The Nation Would Have Scarcely Lived Over

This past weekend Stones River National Battlefield celebrated the 147th anniversary of the Battle of Stones River.

On Saturday we had over 400 people visit. That might not seem too surprising, considering people like to come out for the cannon, but it never broke freezing. Sunday was even colder. I dressed out on Sunday and played an infantry(wo)man. I enjoy infantry (muskets) more than artillery (cannons), as it seems more challenging. Sunday's experience was a little different.

We started drilling around 9am, when the temperature reached 20 degrees. I cheated; I wore modern undergarments to help with the cold. I had on long underwear, a pair of running pants, and my wool pants, two pairs of socks, a long underwear shirt, a tank top, a long sleeve shirt, my period long sleeve shirt, and my infantry jacket. My hat did not cover my ears, but I had a scarf that I could use to wrap around my head when the wind got too cold.
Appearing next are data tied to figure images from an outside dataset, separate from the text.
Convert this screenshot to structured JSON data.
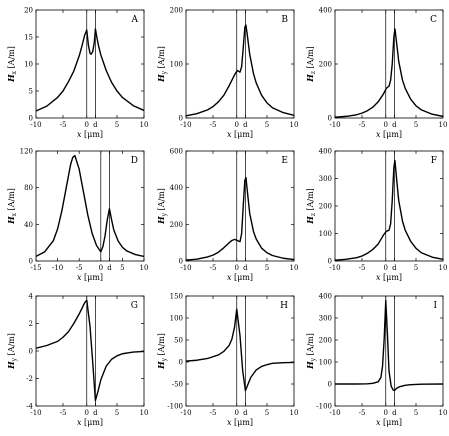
{
  "chart_data": [
    {
      "id": "A",
      "letter": "A",
      "type": "line",
      "ylabel": "Hx [A/m]",
      "ylabel_main": "H",
      "ylabel_sub": "x",
      "ylabel_unit": " [A/m]",
      "xlabel": "x [μm]",
      "xlabel_main": "x",
      "xlabel_unit": " [μm]",
      "xlim": [
        -10,
        10
      ],
      "ylim": [
        0,
        20
      ],
      "xticks": [
        {
          "v": -10,
          "label": "-10"
        },
        {
          "v": -5,
          "label": "-5"
        },
        {
          "v": -0.6,
          "label": "0"
        },
        {
          "v": 1.0,
          "label": "d"
        },
        {
          "v": 5,
          "label": "5"
        },
        {
          "v": 10,
          "label": "10"
        }
      ],
      "yticks": [
        {
          "v": 0,
          "label": "0"
        },
        {
          "v": 5,
          "label": "5"
        },
        {
          "v": 10,
          "label": "10"
        },
        {
          "v": 15,
          "label": "15"
        },
        {
          "v": 20,
          "label": "20"
        }
      ],
      "vlines": [
        -0.6,
        1.0
      ],
      "x": [
        -10,
        -8,
        -6,
        -5,
        -4,
        -3,
        -2,
        -1.5,
        -1,
        -0.6,
        -0.3,
        0,
        0.2,
        0.5,
        0.8,
        1,
        1.3,
        1.6,
        2,
        3,
        4,
        5,
        6,
        8,
        10
      ],
      "y": [
        1.3,
        2.2,
        3.8,
        5.0,
        6.7,
        8.7,
        11.5,
        13.3,
        15.3,
        16.3,
        13.5,
        12.0,
        11.8,
        12.3,
        14.0,
        16.5,
        14.8,
        13.3,
        11.7,
        8.8,
        6.6,
        5.0,
        3.8,
        2.3,
        1.4
      ]
    },
    {
      "id": "B",
      "letter": "B",
      "type": "line",
      "ylabel": "Hy [A/m]",
      "ylabel_main": "H",
      "ylabel_sub": "y",
      "ylabel_unit": " [A/m]",
      "xlabel": "x [μm]",
      "xlabel_main": "x",
      "xlabel_unit": " [μm]",
      "xlim": [
        -10,
        10
      ],
      "ylim": [
        0,
        200
      ],
      "xticks": [
        {
          "v": -10,
          "label": "-10"
        },
        {
          "v": -5,
          "label": "-5"
        },
        {
          "v": -0.6,
          "label": "0"
        },
        {
          "v": 1.0,
          "label": "d"
        },
        {
          "v": 5,
          "label": "5"
        },
        {
          "v": 10,
          "label": "10"
        }
      ],
      "yticks": [
        {
          "v": 0,
          "label": "0"
        },
        {
          "v": 100,
          "label": "100"
        },
        {
          "v": 200,
          "label": "200"
        }
      ],
      "vlines": [
        -0.6,
        1.0
      ],
      "x": [
        -10,
        -8,
        -6,
        -5,
        -4,
        -3,
        -2,
        -1,
        -0.5,
        0,
        0.3,
        0.6,
        0.9,
        1.1,
        1.4,
        1.8,
        2.5,
        3,
        4,
        5,
        6,
        8,
        10
      ],
      "y": [
        4,
        8,
        15,
        21,
        30,
        42,
        60,
        80,
        88,
        85,
        95,
        130,
        168,
        172,
        150,
        118,
        82,
        65,
        42,
        28,
        19,
        10,
        5
      ]
    },
    {
      "id": "C",
      "letter": "C",
      "type": "line",
      "ylabel": "Hz [A/m]",
      "ylabel_main": "H",
      "ylabel_sub": "z",
      "ylabel_unit": " [A/m]",
      "xlabel": "x [μm]",
      "xlabel_main": "x",
      "xlabel_unit": " [μm]",
      "xlim": [
        -10,
        10
      ],
      "ylim": [
        0,
        400
      ],
      "xticks": [
        {
          "v": -10,
          "label": "-10"
        },
        {
          "v": -5,
          "label": "-5"
        },
        {
          "v": -0.6,
          "label": "0"
        },
        {
          "v": 1.0,
          "label": "d"
        },
        {
          "v": 5,
          "label": "5"
        },
        {
          "v": 10,
          "label": "10"
        }
      ],
      "yticks": [
        {
          "v": 0,
          "label": "0"
        },
        {
          "v": 200,
          "label": "200"
        },
        {
          "v": 400,
          "label": "400"
        }
      ],
      "vlines": [
        -0.6,
        1.0
      ],
      "x": [
        -10,
        -8,
        -6,
        -5,
        -4,
        -3,
        -2,
        -1,
        -0.5,
        0,
        0.3,
        0.6,
        0.9,
        1.1,
        1.4,
        1.8,
        2.5,
        3,
        4,
        5,
        6,
        8,
        10
      ],
      "y": [
        3,
        6,
        12,
        18,
        27,
        40,
        60,
        90,
        110,
        118,
        140,
        200,
        300,
        330,
        280,
        210,
        140,
        110,
        70,
        45,
        30,
        14,
        6
      ]
    },
    {
      "id": "D",
      "letter": "D",
      "type": "line",
      "ylabel": "Hx [A/m]",
      "ylabel_main": "H",
      "ylabel_sub": "x",
      "ylabel_unit": " [A/m]",
      "xlabel": "x [μm]",
      "xlabel_main": "x",
      "xlabel_unit": " [μm]",
      "xlim": [
        -15,
        10
      ],
      "ylim": [
        0,
        120
      ],
      "xticks": [
        {
          "v": -15,
          "label": "-15"
        },
        {
          "v": -10,
          "label": "-10"
        },
        {
          "v": -5,
          "label": "-5"
        },
        {
          "v": 0,
          "label": "0"
        },
        {
          "v": 2,
          "label": "d"
        },
        {
          "v": 5,
          "label": "5"
        },
        {
          "v": 10,
          "label": "10"
        }
      ],
      "yticks": [
        {
          "v": 0,
          "label": "0"
        },
        {
          "v": 40,
          "label": "40"
        },
        {
          "v": 80,
          "label": "80"
        },
        {
          "v": 120,
          "label": "120"
        }
      ],
      "vlines": [
        0,
        2
      ],
      "x": [
        -15,
        -13,
        -11,
        -10,
        -9,
        -8,
        -7,
        -6.5,
        -6,
        -5,
        -4,
        -3,
        -2,
        -1,
        0,
        0.5,
        1,
        1.5,
        2,
        2.5,
        3,
        4,
        5,
        6,
        8,
        10
      ],
      "y": [
        5,
        10,
        22,
        35,
        55,
        80,
        105,
        113,
        115,
        100,
        75,
        50,
        30,
        17,
        10,
        16,
        28,
        45,
        57,
        45,
        34,
        22,
        15,
        11,
        7,
        5
      ]
    },
    {
      "id": "E",
      "letter": "E",
      "type": "line",
      "ylabel": "Hy [A/m]",
      "ylabel_main": "H",
      "ylabel_sub": "y",
      "ylabel_unit": " [A/m]",
      "xlabel": "x [μm]",
      "xlabel_main": "x",
      "xlabel_unit": " [μm]",
      "xlim": [
        -10,
        10
      ],
      "ylim": [
        0,
        600
      ],
      "xticks": [
        {
          "v": -10,
          "label": "-10"
        },
        {
          "v": -5,
          "label": "-5"
        },
        {
          "v": -0.6,
          "label": "0"
        },
        {
          "v": 1.0,
          "label": "d"
        },
        {
          "v": 5,
          "label": "5"
        },
        {
          "v": 10,
          "label": "10"
        }
      ],
      "yticks": [
        {
          "v": 0,
          "label": "0"
        },
        {
          "v": 200,
          "label": "200"
        },
        {
          "v": 400,
          "label": "400"
        },
        {
          "v": 600,
          "label": "600"
        }
      ],
      "vlines": [
        -0.6,
        1.0
      ],
      "x": [
        -10,
        -8,
        -6,
        -5,
        -4,
        -3,
        -2,
        -1.5,
        -1,
        -0.5,
        0,
        0.3,
        0.6,
        0.9,
        1.1,
        1.4,
        1.8,
        2.5,
        3,
        4,
        5,
        6,
        8,
        10
      ],
      "y": [
        5,
        10,
        22,
        32,
        48,
        72,
        100,
        112,
        118,
        112,
        105,
        150,
        300,
        440,
        455,
        370,
        260,
        160,
        120,
        70,
        45,
        30,
        15,
        8
      ]
    },
    {
      "id": "F",
      "letter": "F",
      "type": "line",
      "ylabel": "Hz [A/m]",
      "ylabel_main": "H",
      "ylabel_sub": "z",
      "ylabel_unit": " [A/m]",
      "xlabel": "x [μm]",
      "xlabel_main": "x",
      "xlabel_unit": " [μm]",
      "xlim": [
        -10,
        10
      ],
      "ylim": [
        0,
        400
      ],
      "xticks": [
        {
          "v": -10,
          "label": "-10"
        },
        {
          "v": -5,
          "label": "-5"
        },
        {
          "v": -0.6,
          "label": "0"
        },
        {
          "v": 1.0,
          "label": "d"
        },
        {
          "v": 5,
          "label": "5"
        },
        {
          "v": 10,
          "label": "10"
        }
      ],
      "yticks": [
        {
          "v": 0,
          "label": "0"
        },
        {
          "v": 100,
          "label": "100"
        },
        {
          "v": 200,
          "label": "200"
        },
        {
          "v": 300,
          "label": "300"
        },
        {
          "v": 400,
          "label": "400"
        }
      ],
      "vlines": [
        -0.6,
        1.0
      ],
      "x": [
        -10,
        -8,
        -6,
        -5,
        -4,
        -3,
        -2,
        -1,
        -0.5,
        0,
        0.3,
        0.6,
        0.9,
        1.1,
        1.4,
        1.8,
        2.5,
        3,
        4,
        5,
        6,
        8,
        10
      ],
      "y": [
        3,
        6,
        12,
        18,
        28,
        42,
        62,
        95,
        108,
        112,
        135,
        220,
        340,
        365,
        300,
        220,
        145,
        112,
        72,
        46,
        30,
        14,
        6
      ]
    },
    {
      "id": "G",
      "letter": "G",
      "type": "line",
      "ylabel": "Hy [A/m]",
      "ylabel_main": "H",
      "ylabel_sub": "y",
      "ylabel_unit": " [A/m]",
      "xlabel": "x [μm]",
      "xlabel_main": "x",
      "xlabel_unit": " [μm]",
      "xlim": [
        -10,
        10
      ],
      "ylim": [
        -4,
        4
      ],
      "xticks": [
        {
          "v": -10,
          "label": "-10"
        },
        {
          "v": -5,
          "label": "-5"
        },
        {
          "v": -0.6,
          "label": "0"
        },
        {
          "v": 1.0,
          "label": "d"
        },
        {
          "v": 5,
          "label": "5"
        },
        {
          "v": 10,
          "label": "10"
        }
      ],
      "yticks": [
        {
          "v": -4,
          "label": "-4"
        },
        {
          "v": -2,
          "label": "-2"
        },
        {
          "v": 0,
          "label": "0"
        },
        {
          "v": 2,
          "label": "2"
        },
        {
          "v": 4,
          "label": "4"
        }
      ],
      "vlines": [
        -0.6,
        1.0
      ],
      "x": [
        -10,
        -8,
        -6,
        -5,
        -4,
        -3,
        -2,
        -1.5,
        -1,
        -0.6,
        0,
        0.5,
        1.0,
        1.5,
        2,
        3,
        4,
        5,
        6,
        8,
        10
      ],
      "y": [
        0.2,
        0.4,
        0.7,
        1.0,
        1.4,
        2.0,
        2.7,
        3.1,
        3.5,
        3.7,
        1.8,
        -0.8,
        -3.6,
        -2.9,
        -2.1,
        -1.1,
        -0.6,
        -0.35,
        -0.2,
        -0.08,
        -0.03
      ]
    },
    {
      "id": "H",
      "letter": "H",
      "type": "line",
      "ylabel": "Hy [A/m]",
      "ylabel_main": "H",
      "ylabel_sub": "y",
      "ylabel_unit": " [A/m]",
      "xlabel": "x [μm]",
      "xlabel_main": "x",
      "xlabel_unit": " [μm]",
      "xlim": [
        -10,
        10
      ],
      "ylim": [
        -100,
        150
      ],
      "xticks": [
        {
          "v": -10,
          "label": "-10"
        },
        {
          "v": -5,
          "label": "-5"
        },
        {
          "v": -0.6,
          "label": "0"
        },
        {
          "v": 1.0,
          "label": "d"
        },
        {
          "v": 5,
          "label": "5"
        },
        {
          "v": 10,
          "label": "10"
        }
      ],
      "yticks": [
        {
          "v": -100,
          "label": "-100"
        },
        {
          "v": -50,
          "label": "-50"
        },
        {
          "v": 0,
          "label": "0"
        },
        {
          "v": 50,
          "label": "50"
        },
        {
          "v": 100,
          "label": "100"
        },
        {
          "v": 150,
          "label": "150"
        }
      ],
      "vlines": [
        -0.6,
        1.0
      ],
      "x": [
        -10,
        -8,
        -6,
        -4,
        -3,
        -2,
        -1.5,
        -1,
        -0.6,
        0,
        0.5,
        1.0,
        1.5,
        2,
        3,
        4,
        5,
        6,
        8,
        10
      ],
      "y": [
        2,
        4,
        8,
        16,
        24,
        38,
        52,
        80,
        120,
        60,
        -20,
        -65,
        -50,
        -35,
        -18,
        -10,
        -6,
        -3,
        -1.5,
        -1
      ]
    },
    {
      "id": "I",
      "letter": "I",
      "type": "line",
      "ylabel": "Hy [A/m]",
      "ylabel_main": "H",
      "ylabel_sub": "y",
      "ylabel_unit": " [A/m]",
      "xlabel": "x [μm]",
      "xlabel_main": "x",
      "xlabel_unit": " [μm]",
      "xlim": [
        -10,
        10
      ],
      "ylim": [
        -100,
        400
      ],
      "xticks": [
        {
          "v": -10,
          "label": "-10"
        },
        {
          "v": -5,
          "label": "-5"
        },
        {
          "v": -0.6,
          "label": "0"
        },
        {
          "v": 1.0,
          "label": "d"
        },
        {
          "v": 5,
          "label": "5"
        },
        {
          "v": 10,
          "label": "10"
        }
      ],
      "yticks": [
        {
          "v": -100,
          "label": "-100"
        },
        {
          "v": 0,
          "label": "0"
        },
        {
          "v": 100,
          "label": "100"
        },
        {
          "v": 200,
          "label": "200"
        },
        {
          "v": 300,
          "label": "300"
        },
        {
          "v": 400,
          "label": "400"
        }
      ],
      "vlines": [
        -0.6,
        1.0
      ],
      "x": [
        -10,
        -6,
        -4,
        -3,
        -2,
        -1.5,
        -1.2,
        -0.9,
        -0.6,
        -0.3,
        0,
        0.4,
        0.8,
        1.0,
        1.4,
        2,
        3,
        4,
        6,
        10
      ],
      "y": [
        0,
        0,
        1,
        3,
        10,
        30,
        80,
        200,
        380,
        230,
        60,
        -10,
        -28,
        -30,
        -20,
        -12,
        -6,
        -3,
        -1,
        0
      ]
    }
  ]
}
The clothing was sufficient when I was close to the fire, or even standing near a tree or the battery wagons (they acted as wind breaks). But when we had to form up to drill, we lined up in the wind, in the cold, pulling as much warmth as the rays of sun cold provide in 20 degree weather.

The most difficult part came with the actual musket-loading and firing. Wearing gloves got in the way of loading, so we took them off. At rest, we could tuck our right hand inside our jacket, Napoleon style. When the shout came to load, nothing protected against the biting cold. The pain that started to seem in after the cold could be described as a cross between a sharp pain and a burning pain. Several times I could not feel the percussion caps and had to take the time to look in my pouch to see that I actually had one in my hand. Every touch, every type of pressure felt like a hammer strake against my brittle fingers. And that was just during a living history demonstration.

Firing this weekend helped me realize another layer of understanding soldier life. I would talk about the cold, but I did not realize how much it could weigh on one's psyche. My fingers were so cold, at one point I had sliced my knuckle open and didn't even realize that I was bleeding under I got back to camp. The soldiers who fought at the Battle of Stones River did not have a warm house to go home to at night. In fact, they weren't just shooting for display. I imagine many were trembling, if not from the cold, from their nerves. If they were fortunate enough to have a great coat on, the extra bulk of the many layers, made limbs hard to move. If they were unfortunate enough to not have a great coat on, the cold creeping into limbs and joints would make shooting and running difficult to do. This just one more thing to consider out of the countless experiences a soldier faced (faces) on a battlefield.

While sometimes I think the volunteers who help us do living history demonstrations might be a little extreme (11 degrees is a little too cold for my tastes to be camping like a soldier), they do help keep history alive. Much like climbing over the calcified coral reefs in Peleliu and imagining the hell the Marines went through at that battle as they stormed those beaches, firing a Civil War weapon during similar conditions that the soldiers did gave me a brief glimpse of the hell that those soldiers must have faced. Being slammed back into the early part of 1863 also provided me a small reminder of why I do what I do.